A modern, local-first, git-friendly secret manager built on the age encryption format.

§Architecture

  • Identity (identity.age): a single X25519 secret key, encrypted to the user’s passphrase using age scrypt mode. Stays local.
  • Recipients (store/.recipients): plaintext list of age public keys allowed to decrypt this store. Lives inside the store, safe to git-sync.
  • Secrets (store/<path>.age): each secret is its own recipient-encrypted age file containing a small JSON blob.

§Quick start

use age::secrecy::SecretString;
use ks::{Config, Secret, Store, identity};

let config = Config::load().expect("load config");
let pp = SecretString::from("hunter2".to_owned());
let id = identity::create(&config.identity_path, pp).expect("init identity");
let store = Store::create(config, id, &[]).expect("init store");

store.set("github/token", &Secret::new("ghp_xxx")).expect("set");
let token = store.get("github/token").expect("get");
assert_eq!(&*token.value, "ghp_xxx");

Re-exports§

pub use config::Config;
pub use config::Tunables;
pub use error::Error;
pub use error::Result;
pub use secret::Kind;
pub use secret::Secret;
pub use store::Store;

Modules§

agent
OS-keyring backed session cache.

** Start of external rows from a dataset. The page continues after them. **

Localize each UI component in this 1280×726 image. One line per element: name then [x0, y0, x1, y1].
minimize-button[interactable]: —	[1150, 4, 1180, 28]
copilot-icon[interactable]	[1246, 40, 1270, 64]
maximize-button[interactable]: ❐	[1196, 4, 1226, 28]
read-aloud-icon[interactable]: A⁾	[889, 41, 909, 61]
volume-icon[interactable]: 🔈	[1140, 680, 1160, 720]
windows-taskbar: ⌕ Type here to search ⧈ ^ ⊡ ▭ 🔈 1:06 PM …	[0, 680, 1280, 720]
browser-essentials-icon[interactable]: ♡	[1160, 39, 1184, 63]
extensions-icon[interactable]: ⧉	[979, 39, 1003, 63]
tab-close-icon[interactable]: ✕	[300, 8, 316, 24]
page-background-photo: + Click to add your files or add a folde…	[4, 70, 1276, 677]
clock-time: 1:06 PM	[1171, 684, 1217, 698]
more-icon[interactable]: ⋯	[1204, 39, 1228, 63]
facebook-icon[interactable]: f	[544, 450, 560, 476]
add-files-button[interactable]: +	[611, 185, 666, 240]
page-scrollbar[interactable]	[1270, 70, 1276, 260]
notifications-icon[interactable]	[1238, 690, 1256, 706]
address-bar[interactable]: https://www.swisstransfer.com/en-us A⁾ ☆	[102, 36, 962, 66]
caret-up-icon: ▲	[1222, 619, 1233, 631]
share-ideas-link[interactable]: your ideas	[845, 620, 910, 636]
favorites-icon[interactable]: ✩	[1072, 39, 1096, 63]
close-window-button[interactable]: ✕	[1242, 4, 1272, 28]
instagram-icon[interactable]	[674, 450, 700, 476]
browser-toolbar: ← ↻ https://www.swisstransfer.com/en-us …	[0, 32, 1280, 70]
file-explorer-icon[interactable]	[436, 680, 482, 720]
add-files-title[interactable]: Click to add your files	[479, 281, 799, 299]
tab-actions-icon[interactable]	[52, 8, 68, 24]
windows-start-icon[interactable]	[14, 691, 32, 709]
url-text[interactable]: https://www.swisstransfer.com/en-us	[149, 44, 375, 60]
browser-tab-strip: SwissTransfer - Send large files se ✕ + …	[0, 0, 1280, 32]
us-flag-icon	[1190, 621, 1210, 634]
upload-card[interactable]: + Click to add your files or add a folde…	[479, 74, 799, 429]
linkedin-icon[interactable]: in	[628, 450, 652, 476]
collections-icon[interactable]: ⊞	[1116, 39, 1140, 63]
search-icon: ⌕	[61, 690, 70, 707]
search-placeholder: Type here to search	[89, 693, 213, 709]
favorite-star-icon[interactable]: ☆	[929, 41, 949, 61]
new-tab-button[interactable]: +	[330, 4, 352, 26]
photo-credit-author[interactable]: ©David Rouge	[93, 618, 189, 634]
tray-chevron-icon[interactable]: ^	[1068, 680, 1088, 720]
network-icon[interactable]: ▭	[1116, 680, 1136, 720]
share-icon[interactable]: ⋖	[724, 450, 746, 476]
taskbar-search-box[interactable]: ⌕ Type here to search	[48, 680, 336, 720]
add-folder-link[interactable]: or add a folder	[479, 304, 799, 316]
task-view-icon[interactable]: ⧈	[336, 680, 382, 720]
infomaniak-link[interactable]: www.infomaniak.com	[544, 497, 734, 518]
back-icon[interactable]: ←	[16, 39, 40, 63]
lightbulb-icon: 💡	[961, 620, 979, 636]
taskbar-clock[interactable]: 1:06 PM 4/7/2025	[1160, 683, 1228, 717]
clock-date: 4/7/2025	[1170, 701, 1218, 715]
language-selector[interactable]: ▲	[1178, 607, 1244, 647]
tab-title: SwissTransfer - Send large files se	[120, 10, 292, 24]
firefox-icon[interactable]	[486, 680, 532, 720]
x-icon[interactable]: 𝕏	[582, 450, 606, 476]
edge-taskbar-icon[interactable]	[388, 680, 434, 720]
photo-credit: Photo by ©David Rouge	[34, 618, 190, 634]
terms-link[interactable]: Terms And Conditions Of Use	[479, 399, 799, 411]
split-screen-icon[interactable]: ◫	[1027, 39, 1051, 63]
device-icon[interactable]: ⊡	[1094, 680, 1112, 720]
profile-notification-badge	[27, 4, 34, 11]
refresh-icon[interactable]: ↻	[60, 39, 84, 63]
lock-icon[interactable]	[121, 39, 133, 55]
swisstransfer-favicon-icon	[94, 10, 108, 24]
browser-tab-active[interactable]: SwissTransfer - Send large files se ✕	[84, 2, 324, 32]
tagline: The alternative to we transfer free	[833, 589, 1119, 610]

OS-keyring backed session cache for unlocked identities.
config
Runtime configuration (paths, tunables). Runtime configuration: paths and tunables.
crypto
Low-level age encryption primitives. Thin, allocation-conscious wrappers around the age crate.
error
Library-wide error and result types. Library-wide error and result types.
git
Thin wrapper over the system git binary. Thin wrapper over the system git binary.
identity
Age identity file management. Age identity file management.
path
Logical secret path validation. Logical secret path validation and filesystem mapping.
pwgen
Cryptographically-random secret generation. Cryptographically-random secret generation.
recipient
Recipient list management. Recipient list management.
secret
Secret value data model. Secret value data model.
store
The encrypted secret store. The encrypted secret store.
totp
RFC 6238 TOTP generation. RFC 6238 TOTP code generation.
x25519
The “x25519” recipient type, native to age.